Javascript local VCF and Tabix index file parsing and processing
Usage:
Include the following libs:
- https://raw.github.com/vjeux/jDataView/master/src/jdataview.js
- https://raw.github.com/vjeux/jParser/master/src/jparser.js
- inflate.js (fetch and place or fetch remotely)
- pako_deflate.min.js - included in JSLibs
- jsbgzf.js - included in JSLibs
- js-bv-common.js - included in JSLibs
- js-bv-sampling.js - included in JSLibs
- js-iobio-common.js - included in JSLibs
- js-local-vcf.js (this file)
There are two 'object' types with constructors:
readTabixFile
which takes a filespec and initializes a tabix
reader. Provides methods
getIndex
- builds the index informationbin2Ranges
- returns the chunk information for a [ref binid]bin2Beg
- returns first chunk of binbin2End
- returns last chunk of bingetChunks
- returns all chunks for bins covering region in ref
Details below
readBinaryVCF
which takes a tabix filespec, a BGZF VCF filespec, and
a user supplied callback function: initializes a tabix reader, builds
binary VCF reader, calls user CB at finish. Provides methods
getHeader
- obtains and returns the VCF header linesgetRecords
- obtains the data records in a reference region and returns as a vector of strings to provided callbackgetChunks
- returns all chunks covered by region
Details below
Example:
With files[0] == vcf file
files[1] == tabix file
var x = undefined;
var chunks = undefined;
vcfR = new readBinaryVCF(files[1], files[0],
function(vcfR) {
vcfR.getRecords(11, 1000000, 1015808, function(rs){x = rs;});
chunks = vcfR.getChunks(11, 1000000, 1015808);
});
================== readTabixFile ===================
function readTabixFile(tabixFile) {
Constructor for tabix reader and decoder. tabixfile is a bgzipped tabix binary index file.
readTabixFile.prototype.getIndex = function(cb)
Main function for a tabix reader. Obtains and decodes the index and caches information on it used by other methods. So, must be called before others.
readTabixFile.prototype.refName2Index = function(name)

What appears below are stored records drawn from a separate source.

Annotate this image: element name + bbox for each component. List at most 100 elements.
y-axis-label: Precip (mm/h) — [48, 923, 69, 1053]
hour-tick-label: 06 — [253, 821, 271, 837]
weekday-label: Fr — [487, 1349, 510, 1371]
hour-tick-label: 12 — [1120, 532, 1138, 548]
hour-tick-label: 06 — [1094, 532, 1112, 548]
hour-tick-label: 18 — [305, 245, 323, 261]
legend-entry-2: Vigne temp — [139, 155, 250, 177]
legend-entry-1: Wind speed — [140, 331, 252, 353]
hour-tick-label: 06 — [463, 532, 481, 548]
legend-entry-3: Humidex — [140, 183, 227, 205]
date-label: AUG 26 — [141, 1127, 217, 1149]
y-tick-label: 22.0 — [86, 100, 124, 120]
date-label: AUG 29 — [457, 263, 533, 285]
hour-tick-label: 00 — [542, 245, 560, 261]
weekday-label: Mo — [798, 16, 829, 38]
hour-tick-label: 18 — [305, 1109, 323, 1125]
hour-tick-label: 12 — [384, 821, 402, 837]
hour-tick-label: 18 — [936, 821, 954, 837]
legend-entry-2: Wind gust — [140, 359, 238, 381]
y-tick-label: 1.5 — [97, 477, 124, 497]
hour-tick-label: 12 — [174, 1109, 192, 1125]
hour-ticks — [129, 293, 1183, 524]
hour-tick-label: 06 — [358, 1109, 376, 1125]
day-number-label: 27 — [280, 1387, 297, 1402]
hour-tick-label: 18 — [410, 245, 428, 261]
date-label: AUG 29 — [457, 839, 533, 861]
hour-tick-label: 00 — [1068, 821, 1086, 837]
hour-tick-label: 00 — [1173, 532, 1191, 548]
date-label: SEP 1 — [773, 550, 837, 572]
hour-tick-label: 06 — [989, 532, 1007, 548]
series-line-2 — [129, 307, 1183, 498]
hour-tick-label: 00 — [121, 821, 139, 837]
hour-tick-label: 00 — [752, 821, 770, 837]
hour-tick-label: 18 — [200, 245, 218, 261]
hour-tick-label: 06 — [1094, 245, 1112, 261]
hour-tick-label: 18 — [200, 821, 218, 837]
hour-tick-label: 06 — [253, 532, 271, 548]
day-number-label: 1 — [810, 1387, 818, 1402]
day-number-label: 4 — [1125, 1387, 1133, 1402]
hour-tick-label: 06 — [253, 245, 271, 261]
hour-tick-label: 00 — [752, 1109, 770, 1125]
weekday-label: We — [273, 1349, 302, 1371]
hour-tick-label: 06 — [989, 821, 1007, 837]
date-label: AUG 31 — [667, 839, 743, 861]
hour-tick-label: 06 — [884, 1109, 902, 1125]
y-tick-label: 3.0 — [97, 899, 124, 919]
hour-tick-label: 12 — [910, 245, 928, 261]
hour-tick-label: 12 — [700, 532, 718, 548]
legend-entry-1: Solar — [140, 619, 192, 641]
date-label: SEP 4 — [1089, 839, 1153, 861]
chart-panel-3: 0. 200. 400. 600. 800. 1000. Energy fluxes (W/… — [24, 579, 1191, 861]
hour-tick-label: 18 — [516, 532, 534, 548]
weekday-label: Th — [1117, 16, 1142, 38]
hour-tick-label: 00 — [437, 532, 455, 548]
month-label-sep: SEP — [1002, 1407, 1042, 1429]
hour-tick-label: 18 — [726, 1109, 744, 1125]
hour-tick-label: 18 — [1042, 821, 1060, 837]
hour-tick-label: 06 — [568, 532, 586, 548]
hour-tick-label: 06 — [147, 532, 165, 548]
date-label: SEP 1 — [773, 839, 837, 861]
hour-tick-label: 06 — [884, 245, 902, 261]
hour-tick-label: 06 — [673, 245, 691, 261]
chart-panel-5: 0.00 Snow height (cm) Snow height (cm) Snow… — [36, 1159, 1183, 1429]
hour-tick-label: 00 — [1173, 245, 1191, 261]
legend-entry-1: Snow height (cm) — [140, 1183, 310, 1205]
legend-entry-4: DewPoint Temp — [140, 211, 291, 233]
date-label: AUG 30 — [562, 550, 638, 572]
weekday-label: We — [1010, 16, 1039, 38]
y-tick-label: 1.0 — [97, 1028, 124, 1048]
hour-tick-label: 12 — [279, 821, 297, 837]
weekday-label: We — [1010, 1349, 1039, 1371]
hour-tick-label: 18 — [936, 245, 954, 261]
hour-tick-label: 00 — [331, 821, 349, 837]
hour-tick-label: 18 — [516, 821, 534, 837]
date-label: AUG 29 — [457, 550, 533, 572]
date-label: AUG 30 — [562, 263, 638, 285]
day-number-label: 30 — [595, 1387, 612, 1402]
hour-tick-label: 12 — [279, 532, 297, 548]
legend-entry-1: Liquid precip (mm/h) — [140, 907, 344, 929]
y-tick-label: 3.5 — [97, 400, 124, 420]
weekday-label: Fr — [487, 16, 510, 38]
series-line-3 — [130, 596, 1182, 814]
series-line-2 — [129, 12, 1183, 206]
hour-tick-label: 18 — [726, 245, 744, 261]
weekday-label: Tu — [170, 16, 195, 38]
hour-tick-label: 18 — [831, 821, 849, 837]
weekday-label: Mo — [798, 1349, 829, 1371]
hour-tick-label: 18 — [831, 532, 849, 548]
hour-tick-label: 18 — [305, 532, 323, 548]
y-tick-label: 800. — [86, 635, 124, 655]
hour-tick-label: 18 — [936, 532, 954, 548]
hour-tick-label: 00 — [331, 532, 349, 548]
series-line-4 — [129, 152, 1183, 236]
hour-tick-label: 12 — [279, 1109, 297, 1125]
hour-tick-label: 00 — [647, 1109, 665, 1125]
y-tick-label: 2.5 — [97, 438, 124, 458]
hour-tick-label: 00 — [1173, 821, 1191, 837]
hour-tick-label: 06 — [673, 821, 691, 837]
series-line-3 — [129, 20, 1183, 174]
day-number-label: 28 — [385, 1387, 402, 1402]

Converts a reference name to its tabix index. References in vcf
processing always need to be by their index. Requires that
getIndex
has been run
readBaiFile.prototype.bin2Ranges = function(ref, binid)
Takes a ref and binid and builds a return vector mapped from the chunk sequence of bin, where each element is a two element vector defining the region of a chunk. The begin and end of each region are the base virtual file offsets (the 16 bit right shifted values) and the offset within the INflated block (the lower 16 bits). Returns a vector [[[vfbeg, bobeg], [vfend, boend]], ...] where
- vfbeg is the virtual file offset of beginning bgzf block
- bobeg is the offset within the inflated block of that block
- vfend is the virtual file offset of ending bgzf block
- boend is the offset of last byte in that block
readBaiFile.prototype.bin2Beg = function(binid)
First chunk region of binid.
readBaiFile.prototype.bin2End = function(binid)
Last chunk region of binid.
readBaiFile.prototype.getChunks = function(ref, beg, end)
For a reference REF region defined by BEG and END return the set of chunks of all bins involved as a flat vector of two element vectors, each defining a region of a bin.
================== readBinaryVCF ===================
function readBinaryVCF (tbxFile, vcfFile, cb)
Constructor for BGZF VCF reader and decoder. tabixfile is a bgzipped tabix binary index file for VCFFILE, a BGZF encoded VCF file. Inits and builds index and initializes the VCF reader, then calls cb with the VCF reader. Returns VCF reader.
readBinaryVCF.prototype.getHeader = function (cbfn)
Obtain and return the VCF header information as a vector of strings. Calls cbfn with this vector. All header lines begin with a "#" and start as the first line of the file and stop at first line starting without a "#" in char pos 0.
readBinaryVCF.prototype.getRecords = function (ref, beg, end, cbfn)
Main function for VCF reader. For a record region defined by BEG ad END, obtains the set of bins and chunks covering the region, inflates the corresponding data blocks, converts to a vector of strings (one for each record) and filters these to ensure only those in the range are kept. The resulting filtered vector of strings is returned by calling CBFN with the vector.
readBinaryVCF.prototype.getChunks =
function (ref, beg, end) {
Synonym for tabix getChunks. Directly callable on a vcfReader.